In the meantime, the carriers are getting land based aircraft modified (tail hook, stronger landing gear) for their use until custom built carrier aircraft arrive. A carrier fighter-bomber, sometimes referred to as the J-19, is still being designed.

Currently, China has two aircraft carriers (Shi Lang and "Carrier F") under construction, with one going to sea by next year. Apparently, the main Chinese carrier fighter is a navalized version of the J-11 (an illegal clone of the Russian Su-27). China got one of the Russian navalized Su-27s (the Su-33) from Ukraine, and are stealing more technology to navalize their 30 ton J-11 as the J-11BH (formerly the J-15). These will not be ready before the Shi Lang puts to sea. Instead, it appears that navalized jet trainers will be used (the 9.8 ton JL-9, and possibly the more recent 9.5 ton JL-15).

China already has naval helicopters for their carriers. These include the Russian Ka-28 (submarine search) and Ka-31 (radar early warning) and Mi-8 (transports). China is still having problems designing and building naval helicopters that can match or surpass Russian models. So Russian choppers will continue in service for at least another decade.

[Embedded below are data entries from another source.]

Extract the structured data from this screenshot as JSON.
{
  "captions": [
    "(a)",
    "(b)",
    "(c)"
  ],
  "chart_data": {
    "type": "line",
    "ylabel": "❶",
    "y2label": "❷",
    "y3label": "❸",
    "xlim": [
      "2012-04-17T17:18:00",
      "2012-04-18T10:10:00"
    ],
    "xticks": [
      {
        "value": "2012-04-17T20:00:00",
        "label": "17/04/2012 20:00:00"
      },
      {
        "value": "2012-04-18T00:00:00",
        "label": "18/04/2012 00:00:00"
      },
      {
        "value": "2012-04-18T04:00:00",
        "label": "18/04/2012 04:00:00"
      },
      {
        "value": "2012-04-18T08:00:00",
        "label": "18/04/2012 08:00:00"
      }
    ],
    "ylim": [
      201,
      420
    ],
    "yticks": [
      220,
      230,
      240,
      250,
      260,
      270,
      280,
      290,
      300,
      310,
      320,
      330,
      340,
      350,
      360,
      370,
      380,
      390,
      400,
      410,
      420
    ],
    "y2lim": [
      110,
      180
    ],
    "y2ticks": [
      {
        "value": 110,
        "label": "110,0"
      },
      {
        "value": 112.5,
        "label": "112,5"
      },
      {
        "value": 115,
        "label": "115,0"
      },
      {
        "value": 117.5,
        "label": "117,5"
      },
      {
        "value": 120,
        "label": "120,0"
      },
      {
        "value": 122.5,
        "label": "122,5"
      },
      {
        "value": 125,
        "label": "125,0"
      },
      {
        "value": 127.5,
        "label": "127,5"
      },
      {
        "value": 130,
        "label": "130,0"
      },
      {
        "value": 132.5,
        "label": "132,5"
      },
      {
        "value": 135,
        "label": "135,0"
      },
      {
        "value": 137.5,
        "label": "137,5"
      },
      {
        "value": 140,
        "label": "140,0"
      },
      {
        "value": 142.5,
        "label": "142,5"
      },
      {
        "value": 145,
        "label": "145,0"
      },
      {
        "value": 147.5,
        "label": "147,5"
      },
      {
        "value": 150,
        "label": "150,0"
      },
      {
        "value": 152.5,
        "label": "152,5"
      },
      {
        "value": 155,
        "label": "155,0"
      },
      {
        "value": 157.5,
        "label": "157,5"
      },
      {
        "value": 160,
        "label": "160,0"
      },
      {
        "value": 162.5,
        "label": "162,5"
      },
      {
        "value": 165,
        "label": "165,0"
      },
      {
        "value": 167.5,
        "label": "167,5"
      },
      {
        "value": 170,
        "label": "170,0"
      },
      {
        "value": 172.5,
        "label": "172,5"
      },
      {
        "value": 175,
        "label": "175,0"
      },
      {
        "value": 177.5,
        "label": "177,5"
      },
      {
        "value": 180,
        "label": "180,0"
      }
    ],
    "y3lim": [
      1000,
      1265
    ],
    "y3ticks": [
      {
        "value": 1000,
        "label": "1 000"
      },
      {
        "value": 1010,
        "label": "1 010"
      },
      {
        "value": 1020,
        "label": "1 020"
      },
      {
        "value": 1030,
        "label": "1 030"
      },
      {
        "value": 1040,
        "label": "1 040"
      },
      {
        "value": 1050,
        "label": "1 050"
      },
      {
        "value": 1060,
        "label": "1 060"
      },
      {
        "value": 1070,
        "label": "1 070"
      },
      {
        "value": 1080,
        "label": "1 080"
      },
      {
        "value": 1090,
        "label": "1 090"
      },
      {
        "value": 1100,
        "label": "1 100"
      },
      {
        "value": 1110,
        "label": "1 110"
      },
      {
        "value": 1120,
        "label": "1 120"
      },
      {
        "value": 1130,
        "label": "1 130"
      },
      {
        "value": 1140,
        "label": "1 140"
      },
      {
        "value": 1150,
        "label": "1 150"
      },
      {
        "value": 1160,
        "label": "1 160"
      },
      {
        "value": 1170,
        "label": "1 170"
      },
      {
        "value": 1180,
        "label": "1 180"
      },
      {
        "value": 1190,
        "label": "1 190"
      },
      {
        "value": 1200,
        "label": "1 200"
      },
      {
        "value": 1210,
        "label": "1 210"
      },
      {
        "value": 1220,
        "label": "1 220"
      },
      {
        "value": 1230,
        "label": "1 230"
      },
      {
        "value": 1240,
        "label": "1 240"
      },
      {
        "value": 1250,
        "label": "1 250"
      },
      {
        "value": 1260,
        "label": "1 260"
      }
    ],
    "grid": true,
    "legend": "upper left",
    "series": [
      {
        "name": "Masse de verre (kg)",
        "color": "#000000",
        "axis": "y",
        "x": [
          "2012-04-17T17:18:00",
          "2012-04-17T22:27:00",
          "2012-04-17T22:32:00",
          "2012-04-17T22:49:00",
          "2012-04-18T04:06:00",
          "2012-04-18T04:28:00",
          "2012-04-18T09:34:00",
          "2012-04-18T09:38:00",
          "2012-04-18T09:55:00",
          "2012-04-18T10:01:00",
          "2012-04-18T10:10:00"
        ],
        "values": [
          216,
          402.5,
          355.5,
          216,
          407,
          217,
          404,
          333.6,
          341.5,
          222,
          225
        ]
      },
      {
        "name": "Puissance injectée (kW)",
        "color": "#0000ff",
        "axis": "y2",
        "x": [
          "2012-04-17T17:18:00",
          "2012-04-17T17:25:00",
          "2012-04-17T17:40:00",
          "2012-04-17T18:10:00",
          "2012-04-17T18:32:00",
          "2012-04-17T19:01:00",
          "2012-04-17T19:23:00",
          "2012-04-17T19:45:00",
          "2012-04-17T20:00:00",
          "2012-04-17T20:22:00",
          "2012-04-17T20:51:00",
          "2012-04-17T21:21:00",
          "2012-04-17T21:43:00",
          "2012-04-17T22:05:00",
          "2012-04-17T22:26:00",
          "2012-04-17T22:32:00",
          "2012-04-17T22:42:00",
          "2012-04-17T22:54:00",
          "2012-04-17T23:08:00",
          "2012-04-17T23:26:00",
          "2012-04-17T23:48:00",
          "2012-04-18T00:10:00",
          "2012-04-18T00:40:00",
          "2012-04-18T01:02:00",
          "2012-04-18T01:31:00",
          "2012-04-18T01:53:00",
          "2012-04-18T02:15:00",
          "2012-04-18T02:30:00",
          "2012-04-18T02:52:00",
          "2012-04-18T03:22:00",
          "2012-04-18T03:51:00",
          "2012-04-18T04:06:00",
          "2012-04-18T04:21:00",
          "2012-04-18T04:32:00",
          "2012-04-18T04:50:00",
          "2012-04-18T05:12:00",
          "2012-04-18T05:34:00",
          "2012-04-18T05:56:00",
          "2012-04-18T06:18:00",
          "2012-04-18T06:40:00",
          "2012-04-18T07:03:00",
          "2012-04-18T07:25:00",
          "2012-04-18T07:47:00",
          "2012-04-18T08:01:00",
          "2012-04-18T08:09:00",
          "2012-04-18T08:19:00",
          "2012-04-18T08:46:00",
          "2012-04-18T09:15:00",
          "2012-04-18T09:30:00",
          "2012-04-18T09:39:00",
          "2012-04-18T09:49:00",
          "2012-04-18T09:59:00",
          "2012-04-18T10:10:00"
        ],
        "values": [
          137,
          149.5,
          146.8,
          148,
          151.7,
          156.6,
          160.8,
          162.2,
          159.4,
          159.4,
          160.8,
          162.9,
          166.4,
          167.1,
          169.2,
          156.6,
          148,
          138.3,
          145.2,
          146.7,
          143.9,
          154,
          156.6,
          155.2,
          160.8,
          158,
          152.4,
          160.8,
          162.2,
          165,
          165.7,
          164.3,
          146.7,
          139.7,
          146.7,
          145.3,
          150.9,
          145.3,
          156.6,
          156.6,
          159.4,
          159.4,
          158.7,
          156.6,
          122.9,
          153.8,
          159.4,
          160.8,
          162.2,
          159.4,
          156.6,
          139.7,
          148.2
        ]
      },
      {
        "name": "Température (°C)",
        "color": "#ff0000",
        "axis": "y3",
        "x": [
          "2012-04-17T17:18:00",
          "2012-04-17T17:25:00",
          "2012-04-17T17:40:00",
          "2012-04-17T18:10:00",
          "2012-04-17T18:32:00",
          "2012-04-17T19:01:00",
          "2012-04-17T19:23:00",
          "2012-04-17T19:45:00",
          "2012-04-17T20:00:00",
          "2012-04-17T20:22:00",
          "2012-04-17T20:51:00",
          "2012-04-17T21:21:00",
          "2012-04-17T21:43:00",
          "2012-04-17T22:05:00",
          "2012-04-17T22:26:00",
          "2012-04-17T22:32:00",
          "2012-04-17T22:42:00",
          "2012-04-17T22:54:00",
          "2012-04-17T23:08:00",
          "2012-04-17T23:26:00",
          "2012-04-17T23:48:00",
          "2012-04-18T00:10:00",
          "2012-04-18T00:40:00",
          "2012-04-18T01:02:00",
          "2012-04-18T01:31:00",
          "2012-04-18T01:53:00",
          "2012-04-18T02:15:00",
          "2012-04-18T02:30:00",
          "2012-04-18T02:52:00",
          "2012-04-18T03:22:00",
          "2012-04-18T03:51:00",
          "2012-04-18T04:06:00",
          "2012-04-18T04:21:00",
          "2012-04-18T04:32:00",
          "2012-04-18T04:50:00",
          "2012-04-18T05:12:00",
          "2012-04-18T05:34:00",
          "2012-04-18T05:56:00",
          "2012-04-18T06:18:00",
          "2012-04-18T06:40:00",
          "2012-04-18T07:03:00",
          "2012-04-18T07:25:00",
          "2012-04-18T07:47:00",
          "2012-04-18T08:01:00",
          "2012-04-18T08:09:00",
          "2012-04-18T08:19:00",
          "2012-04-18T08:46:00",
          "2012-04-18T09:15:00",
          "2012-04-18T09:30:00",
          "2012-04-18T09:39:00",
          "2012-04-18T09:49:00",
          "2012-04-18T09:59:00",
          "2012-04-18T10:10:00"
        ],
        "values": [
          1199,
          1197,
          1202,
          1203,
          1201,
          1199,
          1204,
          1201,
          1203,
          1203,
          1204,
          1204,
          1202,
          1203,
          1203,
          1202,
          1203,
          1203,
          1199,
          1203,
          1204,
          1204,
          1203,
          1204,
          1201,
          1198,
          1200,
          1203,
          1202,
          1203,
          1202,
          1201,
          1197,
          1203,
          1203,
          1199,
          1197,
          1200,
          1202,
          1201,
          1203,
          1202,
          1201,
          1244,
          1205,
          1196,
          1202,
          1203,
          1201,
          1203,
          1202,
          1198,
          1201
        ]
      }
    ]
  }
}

The Shi Lang has a maximum capacity of 50 jets and 18 helicopters, but it appears that China will not be using that many on their carriers initially. The Russians never maxed out the air wing on these ships either. Moreover, the most common use of Chinese carriers in the first few years will be training and, on occasion, "showing the flag" (visiting foreign ports to, well, show off.) Both training and show-off missions, will probably involve a carrier air wing of eight jets and 9-10 helicopters (six ASW/Anti-Submarine Warfare, three AEW/radar early warning and one SAR/search and rescue.) Once the J-11BH is ready, there will be several years of training pilots and carrier deck crews to handle this larger aircraft. So it won't be until the 2020s before China is ready to send a carrier to sea with a militarily significant air wing. This will include J-11BH fighters J-10AH light bombers, as well as AEW, ASW and SAR helicopters.

Three years ago, China announced that its first class of carrier aviators had begun training at the Dalian Naval Academy. The naval officers are undergoing a four year course of instruction to turn them into fighter pilots capable of operating off a carrier. China already has an airfield, in the shape of a carrier deck, built at an inland facility. The Russians have warned China that it may take them a decade or more to develop the knowledge and skills needed to efficiently run an aircraft carrier. The Chinese are game, and are slogging forward.